Der Kampf der Urschner gegen das Stauseeprojekt gipfelt im Februar 1946 in einem Gewaltausbruch gegen den leitenden Ingenieur des Syndikats. Als Karl Fetz am 19. Februar mit dem letzten Zug von Göschenen her in Andermatt eintrifft, macht dessen Ankunft im Dorf bald die Runde. Er wird von einer grölenden Menge aus rund 250 Andermattern empfangen. Während Regierungsrat Ludwig Danioth und Talammann Alfred Regli versuchen, die aufgebrachte Menge zu beruhigen, legt der eilends herbeigeeilte Gemeindepräsident Pius Regli Fetz nahe, Andermatt schleunigst zu verlassen. Doch es bleibt nicht bei Worten.

«Neu-Andermatt» sollte Fiktion bleiben

Auf dem Trassee der Schöllenenbahn nach Göschenen wird Fetz von einer Schar Jugendlicher windelweich geprügelt und muss Andermatt anschliessend fluchtartig verlassen. Später muss er in Göschenen durch einen Arzt versorgt werden.

In Andermatt hatte sich auch Architekt Fred Ramseyer ein gemütliches Büro eingerichtet, wo er ein Modell von «Neu-Andermatt» mit grossem Stausee anfertigen wollte. Am Abend des 19. Februar bleiben in Alfred Ramseyers Büro aber nur Spuren der Verwüstung übrig. Mit Gewalt war eine Gruppe Andermatter ins Büro eingedrungen und hatte alles kreuz und quer geschlagen.

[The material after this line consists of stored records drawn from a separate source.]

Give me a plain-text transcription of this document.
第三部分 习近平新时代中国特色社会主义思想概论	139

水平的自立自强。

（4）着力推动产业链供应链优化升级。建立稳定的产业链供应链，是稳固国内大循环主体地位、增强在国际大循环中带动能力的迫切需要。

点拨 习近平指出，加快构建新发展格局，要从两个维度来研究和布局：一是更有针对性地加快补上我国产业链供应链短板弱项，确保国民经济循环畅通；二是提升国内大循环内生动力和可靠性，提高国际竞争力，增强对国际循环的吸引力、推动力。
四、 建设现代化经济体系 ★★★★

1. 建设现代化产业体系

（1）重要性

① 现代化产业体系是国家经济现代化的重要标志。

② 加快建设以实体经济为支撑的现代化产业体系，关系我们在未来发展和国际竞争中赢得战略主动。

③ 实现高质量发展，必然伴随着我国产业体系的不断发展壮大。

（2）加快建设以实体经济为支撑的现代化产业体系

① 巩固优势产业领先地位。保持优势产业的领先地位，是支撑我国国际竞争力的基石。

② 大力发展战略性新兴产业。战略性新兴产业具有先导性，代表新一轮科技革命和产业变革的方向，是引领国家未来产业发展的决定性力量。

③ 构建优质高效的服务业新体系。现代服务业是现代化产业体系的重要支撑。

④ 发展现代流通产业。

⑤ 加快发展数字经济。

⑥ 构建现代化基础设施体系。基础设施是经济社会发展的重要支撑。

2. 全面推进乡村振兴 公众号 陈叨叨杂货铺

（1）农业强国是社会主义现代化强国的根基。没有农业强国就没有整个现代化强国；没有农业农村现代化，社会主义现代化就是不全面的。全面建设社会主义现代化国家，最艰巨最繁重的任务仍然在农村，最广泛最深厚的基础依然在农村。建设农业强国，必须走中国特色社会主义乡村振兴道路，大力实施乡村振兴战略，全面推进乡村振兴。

Damit war der Konflikt zwischen den Urschnern und den grossen Plänen des Syndikats noch nicht zu Ende. Die Elektroindustrie liess nicht locker und hoffte, über eine Teilrevision des Bundesgesetzes über die Nutzbarmachung von Wasserkräften zum Ziel zu kommen. «Neu sollten nicht mehr die Kantone, sondern der Bundesrat für die Verleihung der Konzession zuständig sein», schreiben Stefan Fryberg und Heinz Baumann in ihrem Werk ‹Strube Zeiten›. Doch 1947 treten die eidgenössischen Räte auf den Vorschlag nicht ein und im Mai 1950 empfiehlt der Urner Regierungsrat dem Landrat, das entsprechende Gesuch des Syndikats abzulehnen. Dieses tritt darauf den Rückzug an.

Heute ist das Urserntal dank Samih Sawiris eine blühende, internationale Tourismusdestination, ein wirtschaftlich prosperierender Ort und eine entwicklungsstarke Talschaft. Und so haben die Urschner letztlich doch noch dasjenige Grossprojekt erhalten, das sie auch verdient haben. Nicht zuletzt dank ihrem unerschütterlichen Kampfeswillen.